To say to a Jew attending a Passover meal that he only needs to wash his feet is synonymous with claiming that has washed and is completely clean.
And Jesus says just that; you are “completely clean.”
It is also clear that there are things that are wrong within the disciples. Things they don’t know of yet. These things they will come to know are wrong and will admit as such and they will change. That is, they will confess or acknowledge sin and repent of it, meaning they will leave it behind. Peter cannot be the leader and minister that he has been called to be and keep the pride that was in his soul that night. As we know, they all had pride, along with ignorance and fear (for these are always partners) and they could not minister in their gifts while they remained. They had to be recognized and eradicated.
And we will see Peter return to this thinking over the controversy of Jew and Gentile in the church (none of us will become consistently sinless), but he will again recognize it and repent of it.
Therefore, having these promises (2 Cor 6:16
For we are the temple of the living God;), beloved, let us cleanse ourselves from all defilement of flesh and spirit, perfecting holiness in the fear of God.
The Temple was holy. The high priest wore a sign on his turban reading “Holy to the Lord.” Nothing unclean was brought in there. The first part of the tent was called the “Holy Place,” and the inner sanctuary the “Holy of Holies.” Aaron’s sons brought unholy fire into the holy place and died. The temple of God is to be holy in the fear of God, fearing as Nadab and Abihu should have.
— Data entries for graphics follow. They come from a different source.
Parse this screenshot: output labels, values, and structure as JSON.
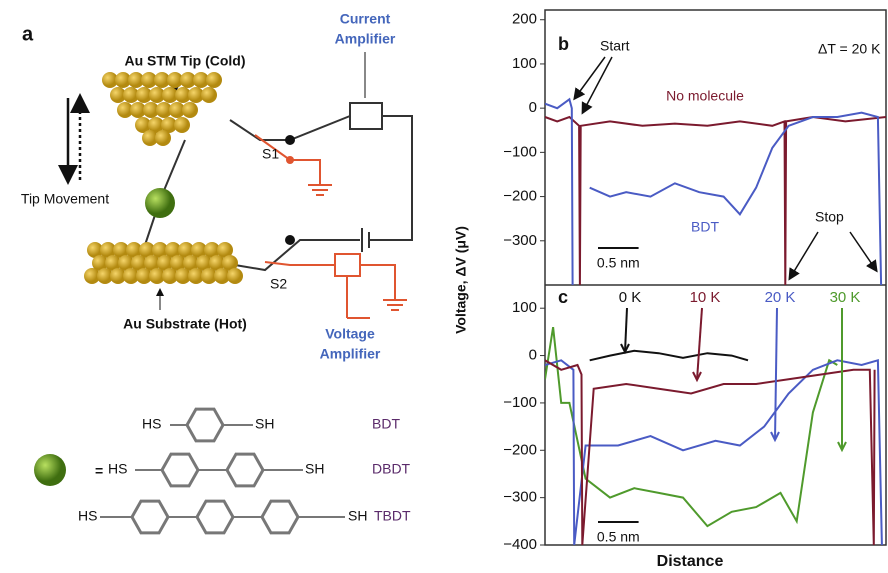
{
  "panel_a": {
    "label": "a",
    "tip": "Au STM Tip (Cold)",
    "current_amplifier": [
      "Current",
      "Amplifier"
    ],
    "s1": "S1",
    "tip_movement": "Tip Movement",
    "s2": "S2",
    "substrate": "Au Substrate (Hot)",
    "voltage_amplifier": [
      "Voltage",
      "Amplifier"
    ],
    "equals": "=",
    "molecules": [
      {
        "left": "HS",
        "right": "SH",
        "name": "BDT"
      },
      {
        "left": "HS",
        "right": "SH",
        "name": "DBDT"
      },
      {
        "left": "HS",
        "right": "SH",
        "name": "TBDT"
      }
    ]
  },
  "y_label": "Voltage, ΔV (μV)",
  "x_label": "Distance",
  "chart_data": [
    {
      "type": "line",
      "label": "b",
      "xlim": [
        0,
        4.2
      ],
      "ylim": [
        -400,
        222
      ],
      "yticks": [
        {
          "value": -300,
          "label": "−300"
        },
        {
          "value": -200,
          "label": "−200"
        },
        {
          "value": -100,
          "label": "−100"
        },
        0,
        100,
        200
      ],
      "annotations": {
        "start": "Start",
        "stop": "Stop",
        "delta_t": "ΔT = 20 K"
      },
      "scale_bar": {
        "length": 0.5,
        "label": "0.5 nm"
      },
      "series": [
        {
          "name": "No molecule",
          "color": "#7b1a2e",
          "x": [
            0,
            0.15,
            0.3,
            0.42,
            0.43,
            0.44,
            0.8,
            1.2,
            1.6,
            2.0,
            2.4,
            2.8,
            2.95,
            2.96,
            2.97,
            3.3,
            3.7,
            4.2
          ],
          "values": [
            -20,
            -30,
            -20,
            -40,
            -400,
            -40,
            -30,
            -40,
            -35,
            -40,
            -30,
            -40,
            -30,
            -400,
            -30,
            -20,
            -30,
            -20
          ]
        },
        {
          "name": "BDT",
          "color": "#4a5bc4",
          "x": [
            0,
            0.15,
            0.3,
            0.33,
            0.34,
            0.5,
            0.55,
            0.8,
            1.0,
            1.3,
            1.6,
            1.9,
            2.2,
            2.4,
            2.6,
            2.8,
            3.0,
            3.3,
            3.6,
            3.9,
            4.1,
            4.14
          ],
          "values": [
            10,
            0,
            20,
            0,
            -400,
            null,
            -180,
            -200,
            -190,
            -200,
            -170,
            -190,
            -200,
            -240,
            -180,
            -90,
            -40,
            -20,
            -20,
            -10,
            -20,
            -400
          ]
        }
      ]
    },
    {
      "type": "line",
      "label": "c",
      "xlim": [
        0,
        4.2
      ],
      "ylim": [
        -400,
        149
      ],
      "yticks": [
        {
          "value": -400,
          "label": "−400"
        },
        {
          "value": -300,
          "label": "−300"
        },
        {
          "value": -200,
          "label": "−200"
        },
        {
          "value": -100,
          "label": "−100"
        },
        0,
        100
      ],
      "scale_bar": {
        "length": 0.5,
        "label": "0.5 nm"
      },
      "series": [
        {
          "name": "30 K",
          "color": "#4f9a2c",
          "x": [
            0,
            0.1,
            0.2,
            0.3,
            0.5,
            0.8,
            1.1,
            1.4,
            1.7,
            2.0,
            2.3,
            2.6,
            2.9,
            3.1,
            3.3,
            3.5,
            3.6
          ],
          "values": [
            -50,
            60,
            -100,
            -100,
            -260,
            -300,
            -280,
            -290,
            -300,
            -360,
            -330,
            -320,
            -290,
            -350,
            -120,
            -10,
            -20
          ]
        },
        {
          "name": "20 K",
          "color": "#4a5bc4",
          "x": [
            0,
            0.2,
            0.35,
            0.36,
            0.5,
            0.9,
            1.3,
            1.7,
            2.1,
            2.4,
            2.7,
            3.0,
            3.3,
            3.6,
            3.9,
            4.1,
            4.15
          ],
          "values": [
            -20,
            -10,
            -30,
            -400,
            -190,
            -190,
            -170,
            -200,
            -180,
            -190,
            -150,
            -80,
            -30,
            -10,
            -20,
            -10,
            -400
          ]
        },
        {
          "name": "10 K",
          "color": "#7b1a2e",
          "x": [
            0,
            0.2,
            0.4,
            0.45,
            0.46,
            0.6,
            1.0,
            1.4,
            1.8,
            2.2,
            2.6,
            3.0,
            3.4,
            3.8,
            4.0,
            4.05,
            4.06
          ],
          "values": [
            -10,
            -30,
            -20,
            -40,
            -400,
            -70,
            -60,
            -70,
            -80,
            -60,
            -60,
            -50,
            -40,
            -30,
            -30,
            -400,
            -30
          ]
        },
        {
          "name": "0 K",
          "color": "#111111",
          "x": [
            0.55,
            0.8,
            1.1,
            1.4,
            1.7,
            2.0,
            2.3,
            2.5
          ],
          "values": [
            -10,
            0,
            10,
            5,
            -5,
            5,
            0,
            -10
          ]
        }
      ]
    }
  ]
}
Pure eyes are not the possession of anyone but Christ. They have to be given to us, and they are at the moment of salvation.
Paul was the steward of this mystery along with others, and still more whom Paul would train and teach it to.
It needed sincere and devoted men, willing to be taught of God, willing to surrender every prejudice and the preconceptions of flesh and blood, in order to receive and convey to the world thoughts of God so much larger and loftier than the thoughts of men. To such men - true disciples, loyal at all costs to God and truth, holy and humble of heart - Jesus Christ gave His great commission and bade them “go and make disciples of all the nations.”
Jesus then asks them if they know what He did to them, which is interesting since He told them before He did it that they wouldn’t “realize now.”
And so when He had washed their feet, and taken His garments, and reclined at the table again, He said to them, "Do you know what I have done to you? 13 "You call Me Teacher and Lord; and you are right, for so I am. 14 "If I then, the Lord and the Teacher, washed your feet, you also ought to wash one another's feet. 15 "For I gave you an example that you also should do as I did to you. 16 "Truly, truly, I say to you, a slave is not greater than his master; neither is one who is sent greater than the one who sent him. 17 "If you know these things, you are blessed if you do them.
The whole point, the main point that the foot washing represents is service. He says, “I am Teacher and Lord (God). And if I am those things and I washed your feet, you also ought to wash one another’s feet.” That means if this situation ever happens again, where you and your brothers enter a house and there is no servant present to wash your feet, you should be knocking each other over to get the apron and the towel and the basin of water. And if that were true, then you would be serving each other in all things.